Мама её, Тамара Ефимовна, «уважала» выпить. Немного. Будучи слегка во хмелю, она часто поднимала болезненную тему женского одиночества:

— Вон Э. и сына родила, и замуж вышла, ну и что, что не закончила аспирантуру, что от этого, потеряла что‑то, нет же…

И так далее в том же духе. Если кто‑то появлялся на личном горизонте дочери, мать начинала ревностно расспрашивать, что да как, достоин ли он, исподволь подталкивая к мысли, что он не годится, и все заканчивалось пустыми хлопотами, как говорили карты, которым верила или не верила, но всегда гадала на червовую даму.
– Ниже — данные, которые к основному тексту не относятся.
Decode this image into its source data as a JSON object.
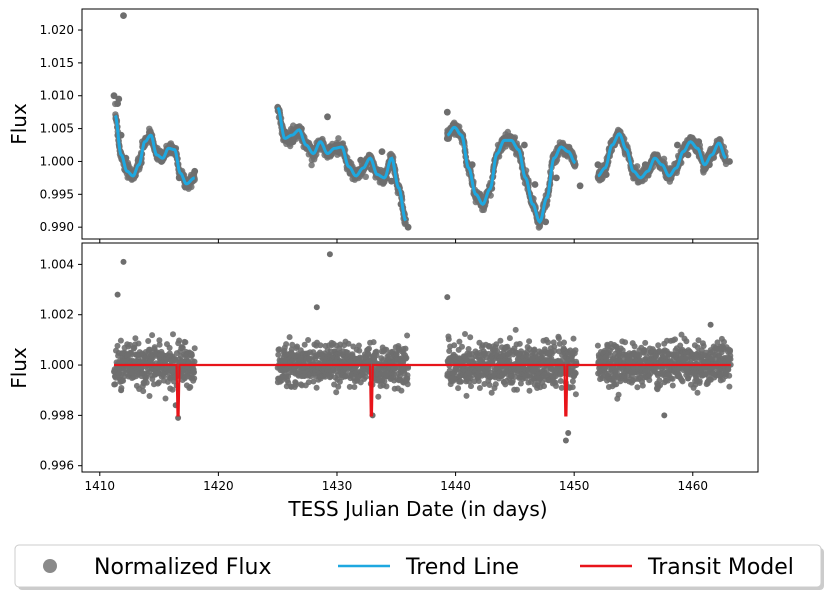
{
  "chart_data": [
    {
      "type": "scatter",
      "panel": "top",
      "title": "",
      "xlabel": "",
      "ylabel": "Flux",
      "xlim": [
        1408.5,
        1465.5
      ],
      "ylim": [
        0.9882,
        1.0232
      ],
      "yticks": [
        "0.990",
        "0.995",
        "1.000",
        "1.005",
        "1.010",
        "1.015",
        "1.020"
      ],
      "ytick_values": [
        0.99,
        0.995,
        1.0,
        1.005,
        1.01,
        1.015,
        1.02
      ],
      "series": [
        {
          "name": "Normalized Flux",
          "kind": "points",
          "color": "#6e6e6e",
          "x": [
            1411.2,
            1411.5,
            1411.8,
            1412.2,
            1412.8,
            1413.5,
            1414.3,
            1415.2,
            1416.0,
            1416.7,
            1417.4,
            1418.0,
            1425.0,
            1425.6,
            1426.3,
            1427.0,
            1427.8,
            1428.6,
            1429.5,
            1430.3,
            1431.1,
            1432.0,
            1432.9,
            1433.8,
            1434.6,
            1435.4,
            1436.0,
            1439.3,
            1439.9,
            1440.6,
            1441.4,
            1442.3,
            1443.2,
            1444.0,
            1444.9,
            1445.8,
            1446.7,
            1447.6,
            1448.5,
            1449.3,
            1450.0,
            1452.0,
            1452.7,
            1453.4,
            1454.2,
            1455.1,
            1456.0,
            1456.9,
            1457.8,
            1458.7,
            1459.6,
            1460.5,
            1461.4,
            1462.2,
            1463.1,
            1412.0,
            1411.6,
            1429.2,
            1439.3,
            1450.5
          ],
          "y": [
            1.01,
            1.0088,
            1.004,
            1.0005,
            0.9978,
            0.9998,
            1.004,
            1.0,
            1.0018,
            0.9975,
            0.9963,
            0.9985,
            1.0082,
            1.0045,
            1.003,
            1.005,
            1.0018,
            1.003,
            1.001,
            1.0025,
            0.9982,
            1.0002,
            0.9988,
            1.0015,
            0.997,
            0.9935,
            0.99,
            1.0035,
            1.0052,
            1.004,
            0.9995,
            0.994,
            0.9985,
            1.003,
            1.0035,
            1.0025,
            0.9965,
            0.9908,
            0.9975,
            1.002,
            0.9995,
            0.9995,
            0.998,
            1.0025,
            1.0025,
            0.9975,
            0.9995,
            1.0005,
            0.9975,
            1.0025,
            1.001,
            1.003,
            0.9995,
            1.0025,
            1.0,
            1.0222,
            1.0095,
            1.0068,
            1.0075,
            0.9963
          ]
        },
        {
          "name": "Trend Line",
          "kind": "line",
          "color": "#1ea8e0",
          "x": [
            1411.3,
            1411.8,
            1412.3,
            1412.8,
            1413.3,
            1413.8,
            1414.3,
            1414.8,
            1415.3,
            1415.8,
            1416.3,
            1416.8,
            1417.3,
            1418.0
          ],
          "y": [
            1.007,
            1.001,
            0.9985,
            0.9978,
            0.9995,
            1.003,
            1.004,
            1.001,
            1.0005,
            1.002,
            1.0018,
            0.9982,
            0.9966,
            0.9975
          ],
          "x2": [
            1425.0,
            1425.6,
            1426.2,
            1426.8,
            1427.4,
            1428.0,
            1428.6,
            1429.2,
            1429.8,
            1430.4,
            1431.0,
            1431.6,
            1432.2,
            1432.8,
            1433.4,
            1434.0,
            1434.6,
            1435.2,
            1435.8
          ],
          "y2": [
            1.0082,
            1.0035,
            1.004,
            1.0048,
            1.0025,
            1.0012,
            1.003,
            1.0012,
            1.002,
            1.0022,
            0.9992,
            0.9978,
            0.999,
            1.0005,
            0.998,
            0.9975,
            1.0005,
            0.996,
            0.991
          ],
          "x3": [
            1439.3,
            1439.9,
            1440.5,
            1441.1,
            1441.7,
            1442.3,
            1442.9,
            1443.5,
            1444.1,
            1444.7,
            1445.3,
            1445.9,
            1446.5,
            1447.1,
            1447.7,
            1448.3,
            1448.9,
            1449.5,
            1450.1
          ],
          "y3": [
            1.004,
            1.0052,
            1.004,
            0.999,
            0.995,
            0.9935,
            0.9958,
            1.0012,
            1.0032,
            1.0032,
            1.0018,
            0.9975,
            0.9935,
            0.9908,
            0.9945,
            1.0005,
            1.0022,
            1.0015,
            0.9998
          ],
          "x4": [
            1452.0,
            1452.6,
            1453.2,
            1453.8,
            1454.4,
            1455.0,
            1455.6,
            1456.2,
            1456.8,
            1457.4,
            1458.0,
            1458.6,
            1459.2,
            1459.8,
            1460.4,
            1461.0,
            1461.6,
            1462.2,
            1462.8
          ],
          "y4": [
            0.9978,
            0.999,
            1.0025,
            1.0042,
            1.0018,
            0.9985,
            0.9975,
            0.9985,
            1.0005,
            0.9995,
            0.9978,
            0.999,
            1.0015,
            1.003,
            1.002,
            0.9995,
            1.001,
            1.0028,
            1.0005
          ]
        }
      ]
    },
    {
      "type": "scatter",
      "panel": "bottom",
      "title": "",
      "xlabel": "TESS Julian Date (in days)",
      "ylabel": "Flux",
      "xlim": [
        1408.5,
        1465.5
      ],
      "ylim": [
        0.99575,
        1.00485
      ],
      "xticks": [
        "1410",
        "1420",
        "1430",
        "1440",
        "1450",
        "1460"
      ],
      "xtick_values": [
        1410,
        1420,
        1430,
        1440,
        1450,
        1460
      ],
      "yticks": [
        "0.996",
        "0.998",
        "1.000",
        "1.002",
        "1.004"
      ],
      "ytick_values": [
        0.996,
        0.998,
        1.0,
        1.002,
        1.004
      ],
      "series": [
        {
          "name": "Normalized Flux",
          "kind": "points",
          "color": "#6e6e6e",
          "segments": [
            [
              1411.2,
              1418.0
            ],
            [
              1425.0,
              1436.0
            ],
            [
              1439.3,
              1450.2
            ],
            [
              1452.0,
              1463.2
            ]
          ],
          "outliers_x": [
            1411.5,
            1412.0,
            1416.6,
            1429.4,
            1428.3,
            1439.3,
            1433.0,
            1449.3,
            1449.5,
            1457.6,
            1461.5,
            1416.4,
            1411.8
          ],
          "outliers_y": [
            1.0028,
            1.0041,
            0.9979,
            1.0044,
            1.0023,
            1.0027,
            0.998,
            0.997,
            0.9973,
            0.998,
            1.0016,
            0.9984,
            0.999
          ]
        },
        {
          "name": "Transit Model",
          "kind": "line",
          "color": "#e8141a",
          "baseline": 1.0,
          "x_range": [
            1411.2,
            1463.2
          ],
          "transits_x": [
            1416.6,
            1432.9,
            1449.3
          ],
          "transit_depth": 0.998
        }
      ]
    }
  ],
  "legend": {
    "placement": "bottom",
    "entries": [
      {
        "label": "Normalized Flux",
        "marker": "circle",
        "color": "#8a8a8a"
      },
      {
        "label": "Trend Line",
        "marker": "line",
        "color": "#1ea8e0"
      },
      {
        "label": "Transit Model",
        "marker": "line",
        "color": "#e8141a"
      }
    ]
  }
}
— Где же я буду искать, не на улице же? — отговаривалась Марго.

— А где находит Л. своих мужей? На улице, уже четвёртого! — не унималась мама.
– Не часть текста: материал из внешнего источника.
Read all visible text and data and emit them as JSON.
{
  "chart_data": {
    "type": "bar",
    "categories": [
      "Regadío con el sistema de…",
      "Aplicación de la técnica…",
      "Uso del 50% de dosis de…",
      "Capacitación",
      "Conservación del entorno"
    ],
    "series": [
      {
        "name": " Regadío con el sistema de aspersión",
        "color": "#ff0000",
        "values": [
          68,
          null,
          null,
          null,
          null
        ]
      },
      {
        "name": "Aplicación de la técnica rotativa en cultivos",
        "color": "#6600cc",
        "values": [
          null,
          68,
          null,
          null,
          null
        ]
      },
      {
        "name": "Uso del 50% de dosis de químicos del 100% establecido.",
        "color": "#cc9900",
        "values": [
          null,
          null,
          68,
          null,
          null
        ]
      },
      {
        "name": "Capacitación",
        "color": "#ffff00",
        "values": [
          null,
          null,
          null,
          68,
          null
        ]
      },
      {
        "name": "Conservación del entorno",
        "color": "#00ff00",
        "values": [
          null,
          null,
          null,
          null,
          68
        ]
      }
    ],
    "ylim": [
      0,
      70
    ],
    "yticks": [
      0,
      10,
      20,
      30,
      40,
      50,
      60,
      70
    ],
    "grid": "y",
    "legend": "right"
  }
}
— Она такая вертихвостка! Всегда в обнове, вся в золоте, на каждом пальце… Она так поправилась.

Раньше, сокрушалась Марго, на студенческую стипендию она могла купить себе золотое колечко, а теперь что? Даже на две зарплаты не купишь!
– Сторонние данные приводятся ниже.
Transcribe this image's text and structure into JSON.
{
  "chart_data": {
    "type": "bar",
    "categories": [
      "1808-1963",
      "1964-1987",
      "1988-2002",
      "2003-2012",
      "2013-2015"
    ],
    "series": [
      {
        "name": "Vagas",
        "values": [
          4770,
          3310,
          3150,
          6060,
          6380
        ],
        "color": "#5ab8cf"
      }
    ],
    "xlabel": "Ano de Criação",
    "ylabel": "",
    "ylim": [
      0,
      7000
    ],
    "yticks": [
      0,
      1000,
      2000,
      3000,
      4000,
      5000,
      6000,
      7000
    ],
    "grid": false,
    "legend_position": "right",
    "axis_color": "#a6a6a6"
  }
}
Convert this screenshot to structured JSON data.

Как ни странно, сплетни о подругах примиряли мать и дочь.

— Невезучая ты у меня. В кого только? А род‑то вымирает ведь…

— Ведь! — с досадой повторила Марго.

Впрочем, однажды она заговорила на улице у киоска с незнакомым молодым человеком. Он выбирал перчатки на осень, весело разговаривая с продавщицей. Вот тут‑то она вставила слово (кто тянул её за язык?): мол, как эти бежевые перчатки идут к его плащу, а потом добавила — и к цвету глаз тоже. Молодой человек улыбнулся уютной, домашней улыбкой.

— Правда, идут? — спросил он. Потом представился: — Герман, а как зовут вас?

Она постояла рядом и, ничего не купив, пошла своей дорогой с односторонним движением. Когда обернулась на мужчину, их взгляды встретились. Он снова улыбнулся. Незнакомец уходил без покупки. Он не принял совета женщины. Дня через три она вспомнила с грустью эту улыбку, а однажды лицо этого мужчины снова мелькнуло в толпе. Как она тосковала по этой обыкновенной улыбке! «Почему я не могу так запросто, непринуждённо разговаривать с людьми на улице?» — спрашивала она себя.

Она не просто смущалась, а избегала мужчин. Душа её была похожа на раковину, которая сразу захлопывает створки, едва к ней прикоснешься. Видимо, из‑за этого судьба привела её к изучению средневековой литературы. Однако настоящее редко нуждается в прошлом, когда все озабочены повседневностью. Марго продолжала жить в отблеске чужих жизней, чужой культуры, давно умерших чувств, чужих утрат. Порой она оказывалась во власти ощущения, что время утрачивало линейное течение, замыкалось в самом себе. В сознании Марго эпохи существовали одновременно, наслаивались друг на друга по образу китайской пагоды. И вот, когда время — река переставала течь, и в неё можно было входить и дважды и трижды, с Марго происходили странные метаморфозы. Персонажи переводимых произведений как бы выходили из текста и становились её собеседниками, и Марго уже не различала, кто есть кто. Общаться с книгами великих мертвецов было безопасней, чем с людьми на улице, на кафедре или в магазине. Какое же разочарование внушило Марго эту мизантропию?